The Stability of Systems

April 19, 2019
five minutes.

I recently read this in a popular science magazine:

If a system is to persist rather than to collapse in the face of change, it needs to be robust. Three features make an ecosystem, or a planetary system, more robust, says ecologist Simon Levin at Princeton University. First, robust systems have some degree of redundancy, so the loss of any particular component - the extinction of a species, say, - doesn’t critically compromise the whole. Second, they have diversity, which increases the odds that at least some species will be able to cope with unexpected change. Third, they have modularity, so that failure of part of the system doesn’t bring down the whole thing. - The Goldilocks Planet - New Scientist (23 March 2019)

These principles seem to be quite applicable to any non-trivial system, including distributed software systems. In particular, when I read that quote, I immediately thought of Netflix and its well publicised techniques for making their platform reliable in the face of infrastructure problems.

In the above quote, the ecologist talks about robust systems but, technically, the terms robustness and resilience have different meanings in this context, robustness being strength to bear additional load and resilience the ability to adapt and respond in the face of changing external factorsSee this job description for an idea of how important resilience engineering is at Netflix and how if differs from traditional engineering approaches which tend to focus on robustness. . The looser, everyday meanings of these words mean that authors (myself included) are liable mix these two concepts even though each play separate roles in a stable system.

Risk and Resilience - Dave Snowden talks about the shift from focusing only on robustness to also considering resilience in the face of inevitable failures.

Bear in mind that here we are talking about the stability of an entire system, not any particular component, and certainly not the robustness of any individual component. Having said that, systems principles tend to be fractal in nature, applicable at different scales simultaneously, so similar techniques which hold at a system level may also be applicable at component level too.

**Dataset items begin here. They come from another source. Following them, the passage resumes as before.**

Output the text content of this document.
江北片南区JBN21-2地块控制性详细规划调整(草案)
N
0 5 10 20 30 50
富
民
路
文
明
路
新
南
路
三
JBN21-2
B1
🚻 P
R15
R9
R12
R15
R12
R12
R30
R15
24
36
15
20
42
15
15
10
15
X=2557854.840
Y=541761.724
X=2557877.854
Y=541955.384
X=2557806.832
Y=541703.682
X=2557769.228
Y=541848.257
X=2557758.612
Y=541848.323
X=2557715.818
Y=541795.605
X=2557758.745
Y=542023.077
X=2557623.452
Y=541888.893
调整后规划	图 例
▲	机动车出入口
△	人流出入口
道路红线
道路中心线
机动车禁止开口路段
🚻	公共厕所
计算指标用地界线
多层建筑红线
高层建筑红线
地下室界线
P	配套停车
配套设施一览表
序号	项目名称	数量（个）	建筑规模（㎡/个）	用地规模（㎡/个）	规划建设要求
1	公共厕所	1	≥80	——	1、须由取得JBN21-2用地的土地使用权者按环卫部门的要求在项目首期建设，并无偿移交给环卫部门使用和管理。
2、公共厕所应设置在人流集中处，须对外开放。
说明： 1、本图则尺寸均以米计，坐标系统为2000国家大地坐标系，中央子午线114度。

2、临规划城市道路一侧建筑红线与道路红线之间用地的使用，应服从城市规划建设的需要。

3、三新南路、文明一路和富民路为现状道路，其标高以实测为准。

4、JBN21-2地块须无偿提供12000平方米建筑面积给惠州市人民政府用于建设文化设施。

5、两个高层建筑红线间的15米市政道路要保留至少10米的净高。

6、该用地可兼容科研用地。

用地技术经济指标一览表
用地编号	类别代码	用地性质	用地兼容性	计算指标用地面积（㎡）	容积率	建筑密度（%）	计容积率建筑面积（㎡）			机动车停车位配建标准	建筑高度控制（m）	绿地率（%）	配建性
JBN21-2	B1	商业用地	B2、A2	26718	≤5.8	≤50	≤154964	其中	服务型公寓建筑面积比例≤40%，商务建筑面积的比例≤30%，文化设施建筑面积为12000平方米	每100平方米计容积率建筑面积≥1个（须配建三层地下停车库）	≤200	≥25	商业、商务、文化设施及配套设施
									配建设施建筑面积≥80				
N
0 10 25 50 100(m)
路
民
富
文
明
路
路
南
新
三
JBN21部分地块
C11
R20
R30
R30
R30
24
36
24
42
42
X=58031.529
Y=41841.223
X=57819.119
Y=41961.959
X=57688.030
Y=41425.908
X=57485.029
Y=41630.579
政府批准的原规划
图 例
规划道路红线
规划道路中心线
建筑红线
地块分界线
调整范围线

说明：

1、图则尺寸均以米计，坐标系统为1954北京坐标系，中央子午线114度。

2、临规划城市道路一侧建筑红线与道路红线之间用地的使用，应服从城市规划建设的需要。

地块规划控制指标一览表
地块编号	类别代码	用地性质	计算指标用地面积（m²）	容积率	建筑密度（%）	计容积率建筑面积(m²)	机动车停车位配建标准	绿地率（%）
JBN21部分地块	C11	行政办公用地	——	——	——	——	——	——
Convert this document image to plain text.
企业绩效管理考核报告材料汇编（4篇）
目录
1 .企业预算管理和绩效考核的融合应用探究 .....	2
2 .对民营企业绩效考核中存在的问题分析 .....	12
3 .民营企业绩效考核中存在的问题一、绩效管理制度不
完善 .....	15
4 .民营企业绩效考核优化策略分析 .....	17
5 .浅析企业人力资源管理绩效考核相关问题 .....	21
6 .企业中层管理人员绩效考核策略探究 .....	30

Let’s take a quick look at each of the principles from the quote in terms of software.


A distributed software system must be able to take unplanned peaks in load which arise from unexpected changes in the environment like a viral link or, more commonly, the outage of another component. Auto-scaling (a kind of latent redundancy) can help cope with changing load over minutes or hours but sudden peaks require continuous redundancy to avoid service degradation. By intentionally building redundancy into their infrastructure, Netflix routinely survives AWS outages, even though it runs entirely on AWS.

Similarly, if there is a single design principle behind most if not all distributed systems then it is to have no single point of failure. If a entire systems depends on one particular part of the system to be present then the system is not resilient at allIn a similar vein, for organisations and projects we have the bus factor, where an endeavour might fail because of the loss of one or more of its members. .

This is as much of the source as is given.